On a related note, should the diffusion of researchers who produce good-quality research (and know how to do it) into previously neglected locales be desirable?

Next, the reminder of what statistics miss:

The French researcher and physician Didier Raoult has been banned from practising medicine for two years. It is the latest and probably most significant sanction against Raoult after he became infamous during the pandemic for his enthusiastic support for hydroxychloroquine even though the drug lacked evidence of its efficacy against COVID-19.

His claims brought the spotlight on him as he probably intended but then expanded to reveal he had published too many papers — much more than should be humanly possible. But Raoult took pride in his research metrics, so even as research integrity investigators including Elisabeth Bik revealed dire problems in his published** papers — including image manipulation and ethical lapses in clinical trials that rendered them illegal — Raoult and his supporters came out swinging on social media.

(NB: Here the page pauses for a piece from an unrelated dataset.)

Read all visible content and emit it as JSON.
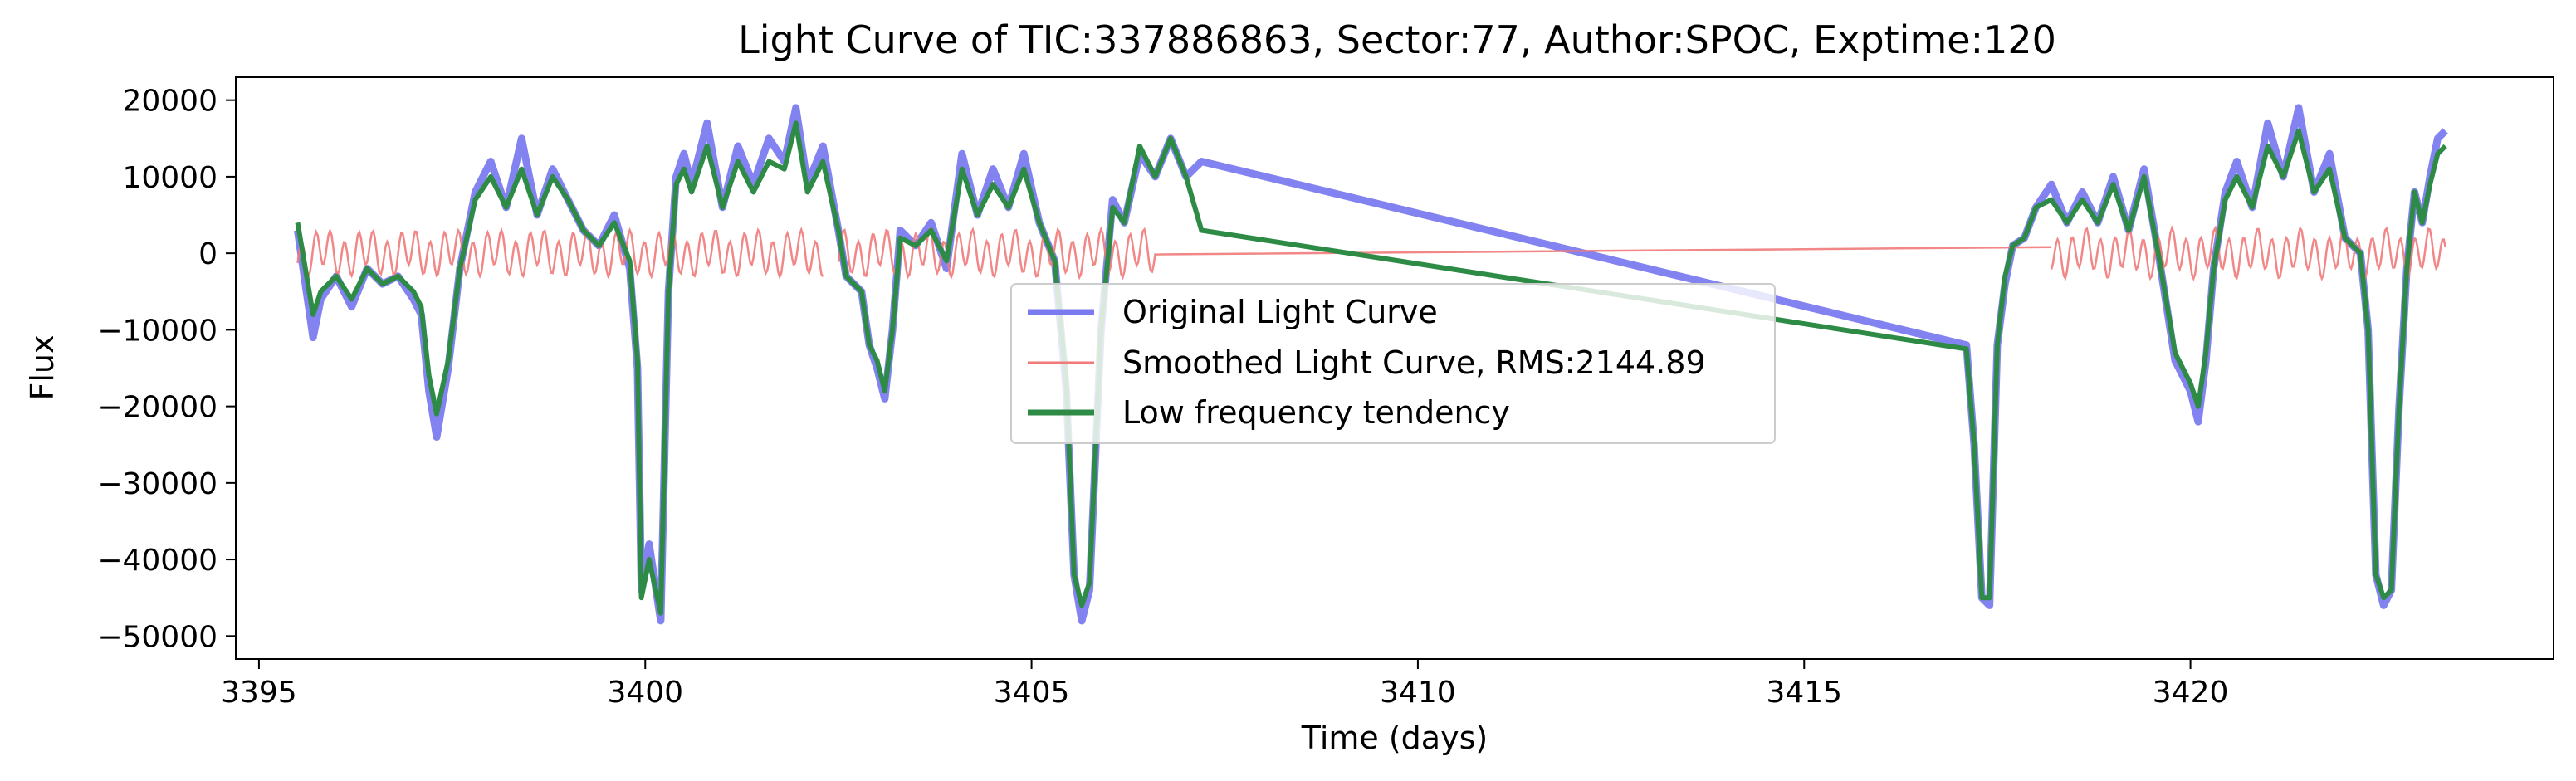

He also filed a lawsuit against Bik alleging she and others were besmirching his name without reason. Raoult eventually lost these disputes and in the process the trust and respect of the research community. Now his medical license has been revoked. He was retired but the action was clearly symbolic: Raoult is done.

It took Bik's and her peers' scepticism to reveal the extent of Raoult's misdemeanours. His metrics betrayed nothing of it except through their largeness.

As if on cue, The Hindu published an excellent opinion piece by S. Swaminathan today about why and how we educate people, including those who become professional scientists:

The metrics-focused system has created a situation which implies that education is a market rather than a citizen’s right and the state’s duty.

* "Good" here means worthy of winning a Nobel Prize, not good per se.

** Remember that they were published, meaning the journals that did are answerable, too.